Graduation Year


Graduation Month


Document Type


Degree Name

Bachelor of Arts

School or Department

Modern and Classical Languages



Faculty Mentor Department

Biomedical and Pharmaceutical Sciences

Faculty Mentor

Philippe Diaz

Faculty Reader(s)

Fanny Diaz


Alzheimer's disease, retinoic acid, beta-amyloid plaques

Subject Categories

Cognitive Neuroscience


Alzheimer’s Disease (AD) is one of the most prevalent neurodegenerative diseases afflicting the modern world. As no cure for AD has yet been discovered we sought to explore a potential treatment option based on the inhibition of retinoic acid (RA) metabolism, the active metabolite of vitamin A. Beta-amyloid plaques form in the brain and decrease cognitive function in AD patients. In a recent preclinical study RA was shown to decrease these plaques and rescue memory deficits in an Alzheimer’s mouse model[i]. One key limitation is that when RA is administered to humans it induces its own breakdown, making it less effective for long-term treatment. The proteins mediating RA breakdown are named CYP26. Of the CYP26 enzymes identified as clearing RA, CYP26B1 appears to be the predominant brain isoform. We hypothesize that the inhibition of CYP26 would cause an increase in the amount of RA concentration in the brain, thereby improving AD patient outcomes. Using two behavioral maze tests, the Morris Water Maze (MWM) and Y maze, we assessed cognitive function based on how quickly the mice maneuvered the mazes. We have begun preclinical testing of the prototypical CYP26 inhibitor in Alzheimer’s mice relative to wild type (WT) litter-mates. A MWM measure of latency to the end of the maze showed a discrepancy between the performances of AD and WT mice, with the AD mice exhibiting a considerable cognitive deficit.
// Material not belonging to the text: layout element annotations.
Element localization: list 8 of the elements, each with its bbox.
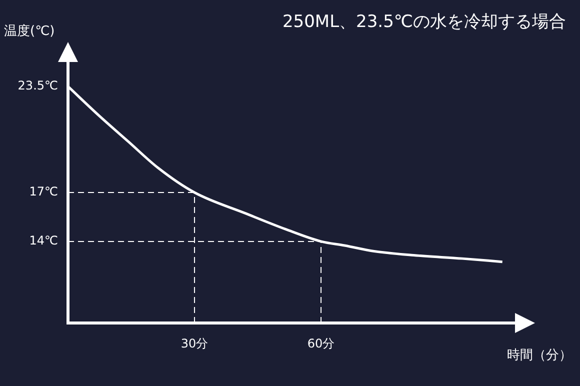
chart-title: 250ML、23.5℃の水を冷却する場合: [282, 11, 566, 33]
x-tick-label: 60分: [307, 336, 335, 350]
y-axis-title: 温度(℃): [4, 23, 55, 40]
x-tick-label: 30分: [180, 336, 208, 350]
x-axis-title: 時間（分）: [507, 347, 572, 364]
y-tick-label: 17℃: [29, 184, 58, 199]
y-tick-label: 23.5℃: [18, 78, 58, 93]
y-tick-label: 14℃: [29, 234, 58, 248]
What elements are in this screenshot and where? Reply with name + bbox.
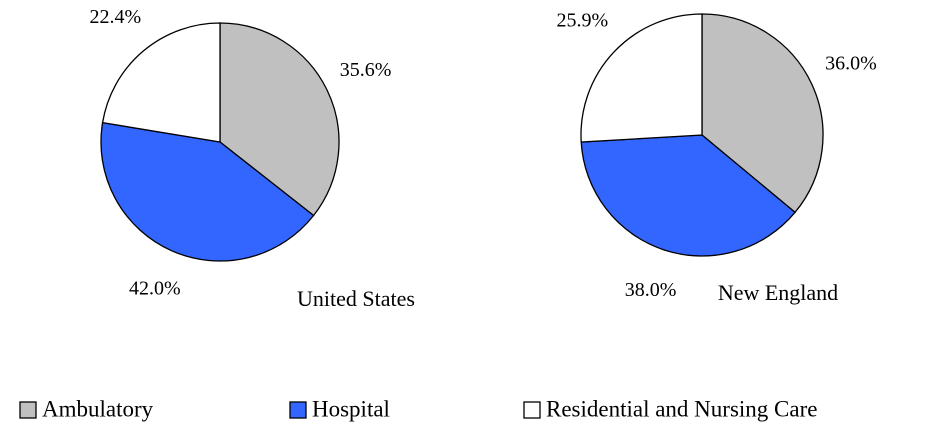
legend-swatch [523, 401, 541, 419]
chart-title: United States [297, 286, 415, 311]
legend-label: Hospital [312, 396, 390, 421]
chart-title: New England [718, 280, 838, 305]
pie-slice [701, 13, 824, 214]
value-label: 36.0% [825, 53, 877, 75]
value-label: 25.9% [556, 10, 608, 32]
legend-label: Ambulatory [42, 396, 154, 421]
pie-slice [219, 22, 340, 217]
value-label: 42.0% [129, 278, 181, 300]
legend-label: Residential and Nursing Care [546, 396, 817, 421]
pie-slice [101, 22, 221, 143]
pie-slice [580, 13, 703, 143]
pie-slice [580, 134, 796, 257]
legend-swatch [289, 401, 307, 419]
pie-slice [100, 121, 315, 262]
value-label: 35.6% [340, 59, 392, 81]
value-label: 22.4% [89, 6, 141, 28]
value-label: 38.0% [625, 279, 677, 301]
legend-swatch [19, 401, 37, 419]
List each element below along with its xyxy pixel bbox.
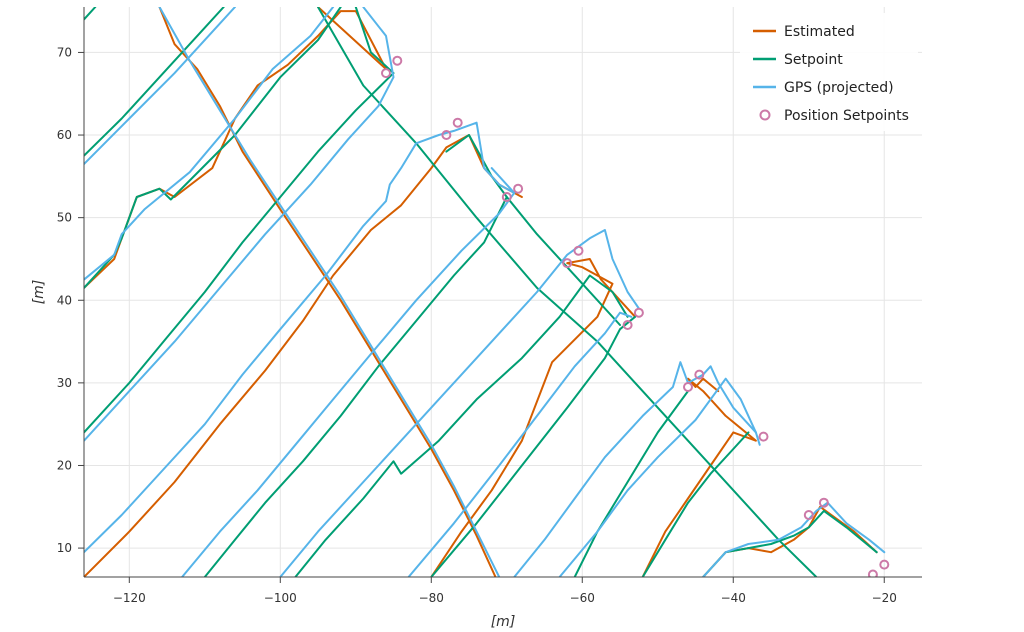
setpoint-trajectory-line xyxy=(294,274,629,577)
gps-projected-trajectory-line xyxy=(181,167,516,577)
estimated-trajectory-line xyxy=(430,258,637,577)
series-layer xyxy=(84,7,890,577)
y-ticks: 10 20 30 40 50 60 70 xyxy=(57,45,84,555)
legend-label-estimated: Estimated xyxy=(784,24,855,40)
legend-swatch-position-setpoints xyxy=(759,109,771,121)
gps-projected-trajectory-line xyxy=(513,361,761,577)
setpoint-trajectory-line xyxy=(84,7,97,21)
position-setpoint-marker xyxy=(867,569,878,577)
setpoint-trajectory-line xyxy=(702,509,878,577)
y-axis-title: [m] xyxy=(31,280,47,305)
gps-projected-trajectory-line xyxy=(158,7,501,577)
legend: Estimated Setpoint GPS (projected) Posit… xyxy=(740,13,918,131)
setpoint-trajectory-line xyxy=(430,315,637,577)
y-tick-label: 20 xyxy=(57,458,72,472)
gps-projected-trajectory-line xyxy=(84,7,395,442)
gps-projected-trajectory-line xyxy=(558,377,757,577)
x-ticks: −120 −100 −80 −60 −40 −20 xyxy=(113,577,897,605)
gps-projected-trajectory-line xyxy=(407,311,633,577)
position-setpoint-marker xyxy=(392,55,403,66)
position-setpoint-marker xyxy=(633,307,644,318)
y-tick-label: 10 xyxy=(57,541,72,555)
setpoint-trajectory-line xyxy=(317,7,818,577)
axes xyxy=(83,7,922,578)
x-axis-title: [m] xyxy=(491,614,516,630)
legend-label-position-setpoints: Position Setpoints xyxy=(784,108,909,124)
gps-projected-trajectory-line xyxy=(84,7,335,281)
gps-projected-trajectory-line xyxy=(84,7,236,165)
position-setpoint-marker xyxy=(803,510,814,520)
x-tick-label: −60 xyxy=(570,591,595,605)
position-setpoint-marker xyxy=(452,117,463,128)
grid-lines xyxy=(84,7,922,577)
y-tick-label: 70 xyxy=(57,45,72,59)
gps-projected-trajectory-line xyxy=(279,229,640,577)
x-tick-label: −40 xyxy=(721,591,746,605)
setpoint-trajectory-line xyxy=(641,431,750,577)
legend-background xyxy=(740,13,918,131)
setpoint-trajectory-line xyxy=(84,7,225,157)
position-setpoint-marker xyxy=(683,382,693,392)
position-setpoint-marker xyxy=(879,559,890,570)
position-setpoint-marker xyxy=(818,497,829,508)
setpoint-trajectory-line xyxy=(84,7,395,434)
position-setpoint-marker xyxy=(758,431,769,442)
position-setpoint-marker xyxy=(562,258,573,269)
y-tick-label: 50 xyxy=(57,211,72,225)
setpoint-trajectory-line xyxy=(505,196,621,326)
x-tick-label: −100 xyxy=(264,591,297,605)
position-setpoint-marker xyxy=(501,192,512,202)
y-tick-label: 40 xyxy=(57,293,72,307)
position-setpoint-marker xyxy=(694,369,705,380)
gps-projected-trajectory-line xyxy=(84,121,516,554)
x-tick-label: −20 xyxy=(872,591,897,605)
legend-label-setpoint: Setpoint xyxy=(784,52,843,68)
y-tick-label: 60 xyxy=(57,128,72,142)
estimated-trajectory-line xyxy=(641,377,757,577)
position-setpoint-marker xyxy=(381,68,391,79)
position-setpoint-marker xyxy=(573,245,584,256)
x-tick-label: −80 xyxy=(419,591,444,605)
legend-label-gps: GPS (projected) xyxy=(784,80,894,96)
setpoint-trajectory-line xyxy=(573,390,689,577)
position-setpoint-marker xyxy=(622,320,633,330)
estimated-trajectory-line xyxy=(158,7,497,577)
position-setpoint-marker xyxy=(513,183,524,194)
position-setpoint-marker xyxy=(441,130,452,140)
x-tick-label: −120 xyxy=(113,591,146,605)
y-tick-label: 30 xyxy=(57,376,72,390)
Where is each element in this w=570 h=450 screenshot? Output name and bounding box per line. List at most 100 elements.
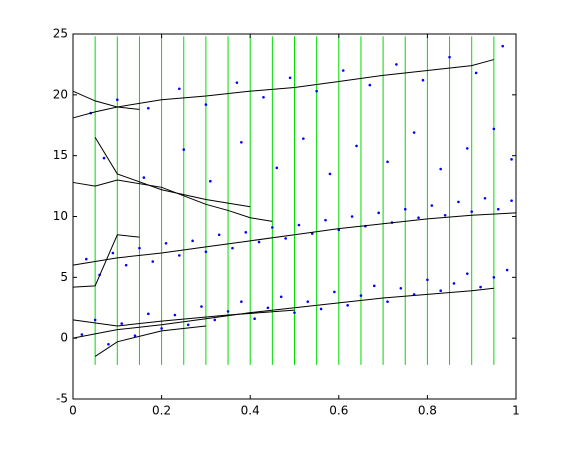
- point: [102, 156, 106, 160]
- point: [84, 257, 88, 261]
- track-line: [72, 287, 494, 339]
- x-tick-label: 0.6: [329, 404, 348, 418]
- point: [226, 310, 230, 313]
- x-tick-label: 0.4: [241, 404, 260, 418]
- point: [465, 147, 469, 150]
- point: [474, 71, 478, 75]
- point: [240, 300, 243, 303]
- y-tick-label: 0: [60, 331, 68, 345]
- point: [284, 237, 287, 240]
- track-line: [72, 234, 140, 288]
- point: [386, 160, 389, 164]
- point: [213, 318, 217, 322]
- point: [275, 166, 279, 170]
- point: [386, 300, 389, 303]
- y-tick-label: -5: [56, 392, 68, 406]
- point: [147, 312, 150, 316]
- y-tick-label: 10: [53, 209, 68, 223]
- point: [426, 278, 429, 282]
- point: [412, 131, 416, 134]
- point: [147, 106, 150, 110]
- track-line: [72, 106, 140, 119]
- point: [142, 176, 146, 179]
- point: [151, 260, 155, 263]
- point: [178, 87, 181, 91]
- x-tick-label: 0: [69, 404, 77, 418]
- point: [116, 98, 119, 101]
- point: [328, 172, 332, 176]
- point: [200, 305, 203, 308]
- point: [186, 323, 190, 327]
- point: [403, 207, 407, 211]
- track-line: [72, 59, 494, 108]
- point: [492, 127, 496, 131]
- point: [324, 218, 327, 222]
- point: [111, 251, 115, 255]
- point: [443, 213, 447, 217]
- point: [399, 286, 403, 290]
- point: [346, 304, 349, 307]
- point: [164, 241, 168, 245]
- point: [253, 317, 256, 321]
- track-line: [94, 325, 206, 357]
- point: [297, 223, 301, 227]
- point: [395, 63, 398, 66]
- point: [288, 76, 292, 80]
- point: [479, 285, 482, 289]
- track-line: [72, 212, 517, 266]
- point: [178, 254, 181, 257]
- point: [505, 268, 509, 272]
- point: [377, 211, 380, 215]
- point: [80, 333, 84, 336]
- point: [496, 207, 500, 211]
- point: [231, 246, 234, 250]
- point: [204, 250, 208, 254]
- point: [160, 327, 163, 330]
- point: [319, 307, 323, 311]
- point: [191, 239, 194, 243]
- point: [421, 78, 425, 82]
- x-tick-label: 0.8: [418, 404, 437, 418]
- point: [266, 306, 270, 310]
- point: [483, 196, 487, 200]
- x-tick-label: 0.2: [152, 404, 171, 418]
- point: [355, 144, 358, 148]
- point: [257, 240, 261, 244]
- point: [120, 322, 124, 325]
- point: [448, 55, 451, 59]
- point: [244, 231, 248, 234]
- point: [235, 81, 239, 84]
- point: [240, 140, 243, 144]
- point: [439, 289, 442, 293]
- y-tick-label: 15: [53, 148, 68, 162]
- point: [302, 137, 305, 140]
- point: [359, 294, 363, 297]
- point: [93, 318, 97, 322]
- y-tick-label: 5: [60, 270, 68, 284]
- point: [209, 179, 212, 183]
- track-line: [72, 179, 273, 222]
- point: [306, 300, 310, 303]
- point: [470, 210, 474, 213]
- track-line: [94, 137, 251, 208]
- point: [510, 158, 513, 161]
- point: [279, 295, 283, 299]
- point: [107, 342, 110, 346]
- point: [204, 103, 208, 106]
- point: [173, 313, 177, 317]
- point: [138, 246, 141, 250]
- point: [510, 199, 513, 202]
- point: [124, 263, 128, 267]
- point: [315, 89, 318, 93]
- point: [465, 272, 469, 275]
- point: [492, 276, 496, 279]
- point: [368, 83, 372, 87]
- point: [372, 284, 376, 288]
- point: [333, 290, 336, 294]
- point: [217, 233, 221, 237]
- point: [133, 334, 137, 338]
- track-line: [72, 309, 295, 327]
- point: [350, 215, 354, 218]
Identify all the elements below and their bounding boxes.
The mice then received 8 weeks of treatment with the first selected CYP26 inhibitor NMP300 (3 times per week at 10 mg/kg i.p.). A follow-up MWM was performed and no significant reversal of cognitive deficits in AD mice was detected. A more recent MWM study of 31 treated AD mice is currently being analyzed and shows promising similarities between AD and WT latencies. Furthermore, the stained brain tissues of these mice show a decrease in Beta-Amyloid plaques in AD mice that have received treatment. These results provide a strong foundation from which to further explore the use of these CYP26 inhibitors in treating AD.

[i] Ding Y, Qiao A, Wang Z, Goodwin JS, Lee E‐S, Block ML, Allsbrook M, McDonald MP, Fan G‐H. Retinoic Acid Attenuates ß‐Amyloid Deposition and Rescues Memory Deficits in an Alzheimer's Disease Transgenic Mouse Model. The Journal of Neuroscience. 2008;28(45):11622‐34.